Update: The guy who was coming to get it, suddenly couldn't due to working overtime for the entire weekend.
Almost immediately I got another message from a new buyer, same ethnicity, asking if the bike was available and they could arrange collection...So seems like it was a slightly longer scam with the same end game.
Anyone want a small framed GT going cheap, sigh.
FB is full of dodgy profiles, based in other countries, who reply to all my ads.
There's also a lot of adverts for underpriced things or giveaways which are all connected to similar accounts.
Ignore or block as needed.
monkeyboyjc
If a buyer asks for a contact number give one that isn’t linked to your FB account.

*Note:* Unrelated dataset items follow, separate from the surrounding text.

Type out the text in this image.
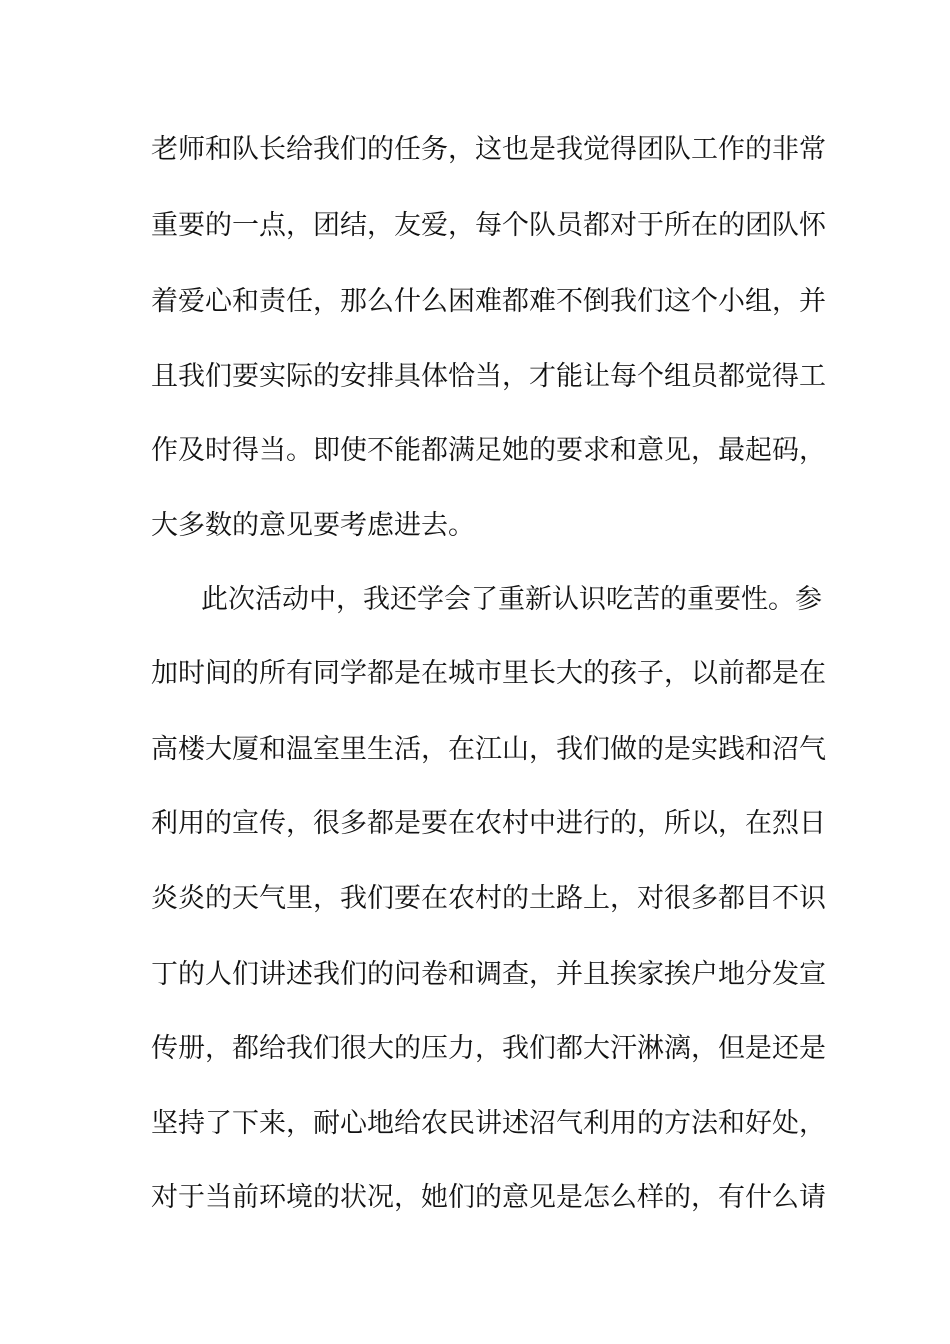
老师和队长给我们的任务，这也是我觉得团队工作的非常
重要的一点，团结，友爱，每个队员都对于所在的团队怀
着爱心和责任，那么什么困难都难不倒我们这个小组，并
且我们要实际的安排具体恰当，才能让每个组员都觉得工
作及时得当。即使不能都满足她的要求和意见，最起码，
大多数的意见要考虑进去。
此次活动中，我还学会了重新认识吃苦的重要性。参
加时间的所有同学都是在城市里长大的孩子，以前都是在
高楼大厦和温室里生活，在江山，我们做的是实践和沼气
利用的宣传，很多都是要在农村中进行的，所以，在烈日
炎炎的天气里，我们要在农村的土路上，对很多都目不识
丁的人们讲述我们的问卷和调查，并且挨家挨户地分发宣
传册，都给我们很大的压力，我们都大汗淋漓，但是还是
坚持了下来，耐心地给农民讲述沼气利用的方法和好处，
对于当前环境的状况，她们的意见是怎么样的，有什么请
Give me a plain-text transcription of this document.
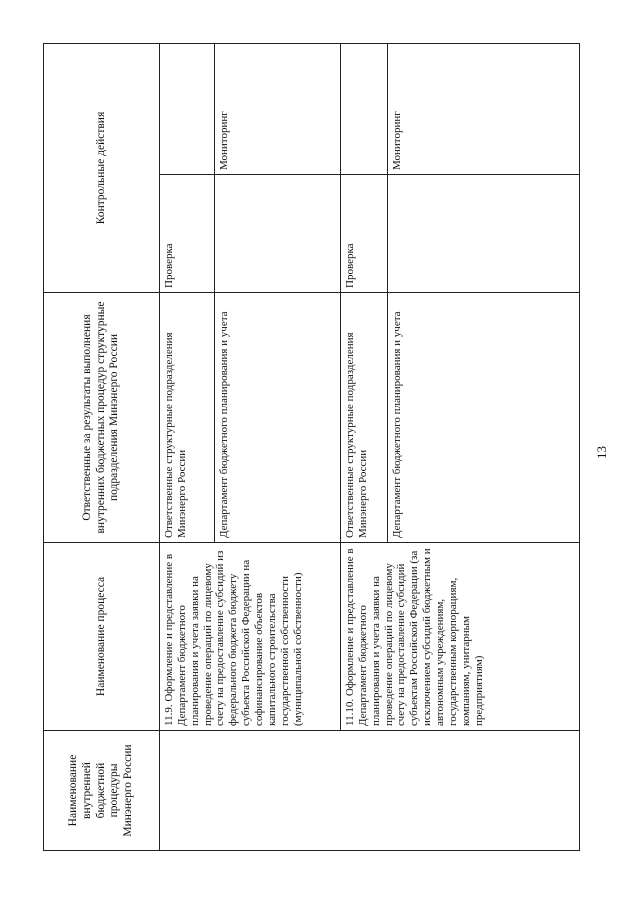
13
Наименование внутренней бюджетной процедуры Минэнерго России	Наименование процесса	Ответственные за результаты выполнения внутренних бюджетных процедур структурные подразделения Минэнерго России	Контрольные действия	
	11.9. Оформление и представление в Департамент бюджетного планирования и учета заявки на проведение операций по лицевому счету на предоставление субсидий из федерального бюджета бюджету субъекта Российской Федерации на софинансирование объектов капитального строительства государственной собственности (муниципальной собственности)	Ответственные структурные подразделения Минэнерго России	Проверка	
		Департамент бюджетного планирования и учета		Мониторинг
	11.10. Оформление и представление в Департамент бюджетного планирования и учета заявки на проведение операций по лицевому счету на предоставление субсидий субъектам Российской Федерации (за исключением субсидий бюджетным и автономным учреждениям, государственным корпорациям, компаниям, унитарным предприятиям)	Ответственные структурные подразделения Минэнерго России	Проверка	
		Департамент бюджетного планирования и учета		Мониторинг
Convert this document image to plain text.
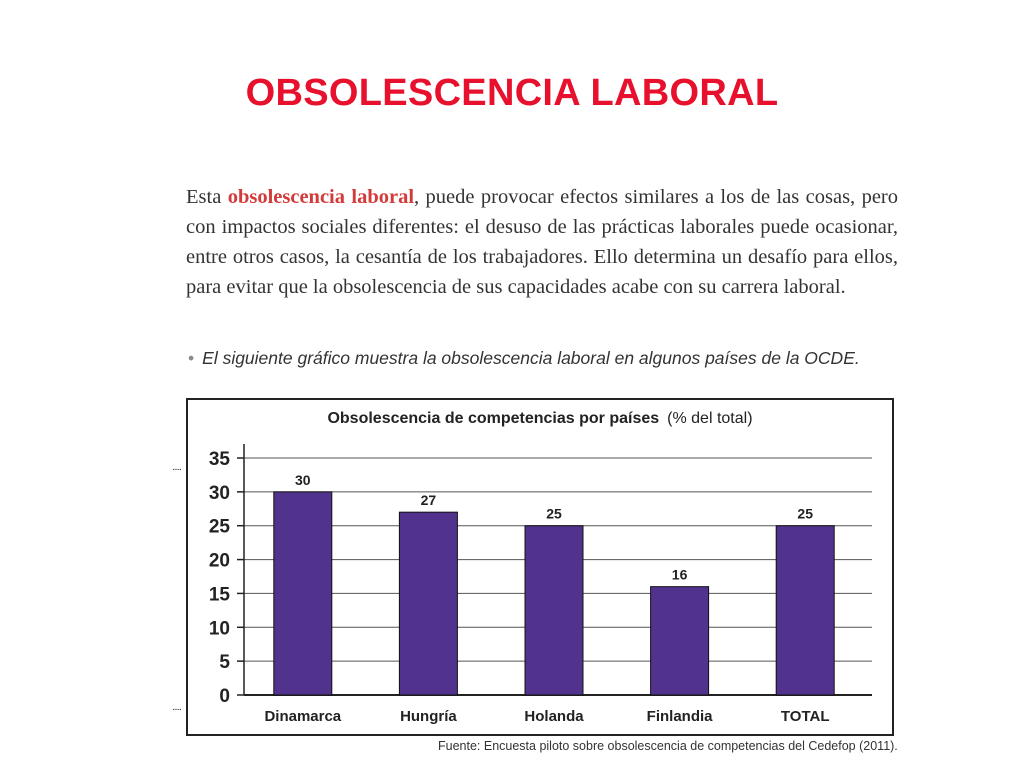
OBSOLESCENCIA LABORAL
Esta obsolescencia laboral, puede provocar efectos similares a los de las cosas, pero con impactos sociales diferentes: el desuso de las prácticas laborales puede ocasionar, entre otros casos, la cesantía de los trabajadores. Ello determina un desafío para ellos, para evitar que la obsolescencia de sus capacidades acabe con su carrera laboral.
• El siguiente gráfico muestra la obsolescencia laboral en algunos países de la OCDE.
.....
.....
Obsolescencia de competencias por países (% del total)
0
5
10
15
20
25
30
35
30
Dinamarca
27
Hungría
25
Holanda
16
Finlandia
25
TOTAL
Fuente: Encuesta piloto sobre obsolescencia de competencias del Cedefop (2011).
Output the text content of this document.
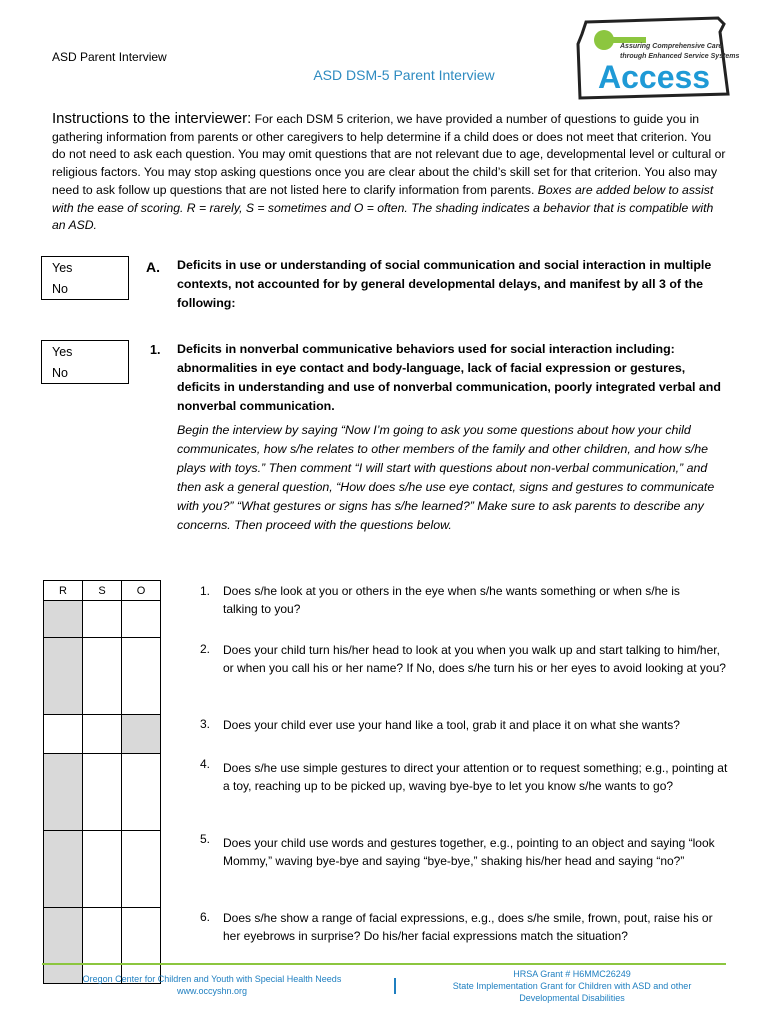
ASD Parent Interview
ASD DSM-5 Parent Interview
Assuring Comprehensive Care
through Enhanced Service Systems
Access
Instructions to the interviewer: For each DSM 5 criterion, we have provided a number of questions to guide you in gathering information from parents or other caregivers to help determine if a child does or does not meet that criterion. You do not need to ask each question. You may omit questions that are not relevant due to age, developmental level or cultural or religious factors. You may stop asking questions once you are clear about the child’s skill set for that criterion. You also may need to ask follow up questions that are not listed here to clarify information from parents. Boxes are added below to assist with the ease of scoring. R = rarely, S = sometimes and O = often. The shading indicates a behavior that is compatible with an ASD.
Yes
No
A. Deficits in use or understanding of social communication and social interaction in multiple contexts, not accounted for by general developmental delays, and manifest by all 3 of the following:
Yes
No
1. Deficits in nonverbal communicative behaviors used for social interaction including: abnormalities in eye contact and body-language, lack of facial expression or gestures, deficits in understanding and use of nonverbal communication, poorly integrated verbal and nonverbal communication.
Begin the interview by saying “Now I’m going to ask you some questions about how your child communicates, how s/he relates to other members of the family and other children, and how s/he plays with toys.” Then comment “I will start with questions about non-verbal communication,” and then ask a general question, “How does s/he use eye contact, signs and gestures to communicate with you?” “What gestures or signs has s/he learned?” Make sure to ask parents to describe any concerns. Then proceed with the questions below.
R	S	O

			1. Does s/he look at you or others in the eye when s/he wants something or when s/he is talking to you?
2. Does your child turn his/her head to look at you when you walk up and start talking to him/her, or when you call his or her name? If No, does s/he turn his or her eyes to avoid looking at you?
3. Does your child ever use your hand like a tool, grab it and place it on what she wants?
4. Does s/he use simple gestures to direct your attention or to request something; e.g., pointing at a toy, reaching up to be picked up, waving bye-bye to let you know s/he wants to go?
5. Does your child use words and gestures together, e.g., pointing to an object and saying “look Mommy,” waving bye-bye and saying “bye-bye,” shaking his/her head and saying “no?”
6. Does s/he show a range of facial expressions, e.g., does s/he smile, frown, pout, raise his or her eyebrows in surprise? Do his/her facial expressions match the situation?
Oregon Center for Children and Youth with Special Health Needs
www.occyshn.org
HRSA Grant # H6MMC26249
State Implementation Grant for Children with ASD and other
Developmental Disabilities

I’ve had a few enquiries recently that on initial inspection / replies liked fine. But then should ask to phone me, I give them my work line – which they never phone and ask for my ‘Cell’ number
Out of interest are you concerned they may hack your FB if you give them the associated cell no? If not why the concern?
Loads of 'Hospital folk' like bicyles ...
30,000 Filipinos working in Hospitals
If you're meeting in the park/tesco car park /outside a police station - take same precutiations as any 'Nationality' 🙂
Out of interest are you concerned they may hack your FB if you give them the associated cell no? If not why the concern?
It's theoretically an issue if they have your password and SMS is your 2FA, cloning numbers isn't impossible. You'd probably have to be a high-profile target to merit the effort though.
The red flag here is the word "cell" rather than mobile, I expect.
The red flag here is the word “cell” rather than mobile, I expect.
Yeah, I’ve always thought it a bit odd that the first cellular network in the U.K. was Cellnet, or BT Cellnet, but the term never got traction here.